Doch so weit ist es noch lange nicht. Scholz muss sich in Hamburg erstmal einen Koalitionspartner suchen, mit dem er weiter regieren kann. Und auch hier gilt: Das Interessanteste ist nicht das Wahrscheinlichste. Scholz sagt in der Koalitionsfrage genau das, was er im Wahlkampf seit Monaten als simplen Lieblingsspruch kultiviert hat: Wir halten, was wir versprechen - und wir tun, was wir sagen.
Die SPD wird in der Hansestadt also zuerst und ausführlich mit den Grünen verhandeln. Beide Seiten wissen um die programmatischen Vorlieben und roten Linien der jeweils anderen. Scholz wird deshalb keine Abstriche bei Wirtschaftsförderung oder Wohnungsbau akzeptieren, auch nicht bei der Elbvertiefung, die zu wollen für jeden Hamburger Bürgermeister alternativlos ist. Die Grünen werden Akzente beim öffentlichen Nahverkehr, in der Schul-und Universitätspolitik setzen, die Olympiabewerbung dürfte kontrovers diskutiert werden. Aber wenn die Grünen nicht überreizen, wird an Rot-Grün in Hamburg kein Weg vorbeigehen.
Katja Suding, die Frontfrau der wiederbelebten FDP, hat zwar gleich am Tag nach der Wahl zum wiederholten Male ihre tatkräftige Hilfe angeboten, Scholz zum Bürgermeister zu wählen ("Wenn der Bürgermeister anruft, dann werde ich rangehen"), aber eine sozial-liberale Koalition hat trotzdem kaum Chancen.

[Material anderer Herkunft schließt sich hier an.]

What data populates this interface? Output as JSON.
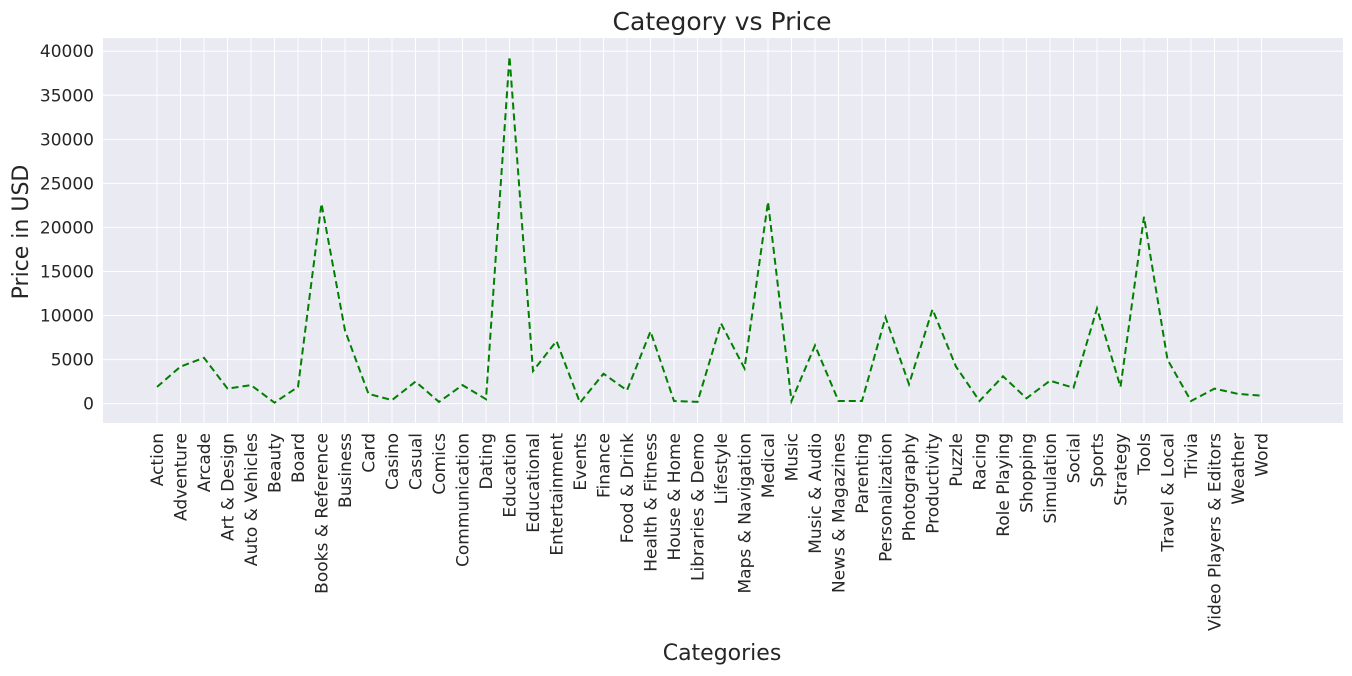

Nicht nur deshalb, weil Scholz gerne sagt, sozial-liberal sei er schon selbst. Sondern vor allem, weil er sich in den vergangenen Jahren als Ministerpräsident eine einflussreiche Rolle in der Bundespolitik erarbeitet hat, die er erhalten möchte. Scholz liebt den Einfluss, er schätzt Macht über die Maßen, und beides wäre bei einer Koalition mit Suding dahin. Hamburg wäre das einzige rot-gelb regierte Bundesland. Statt in der Phalanx SPD-geführter Länder (samt grüner Beteiligungen) über den Bundesrat das große Rad zu drehen, müsste Scholz ständig mit einer FDP rechnen, die mit Einsprüchen Stöcker in die Speichen schmeißt. Der profilierte Bundespolitiker Scholz müsste sich ständig mit einem Koalitionspartner herumschlagen, der sich selbst bundespolitisch profilieren muss.
Ganz Hamburger wird Scholz diese Option nur ziehen, wenn es gar nicht anders geht. Ansonsten wird hanseatisch gelten: Tut das not? Nee.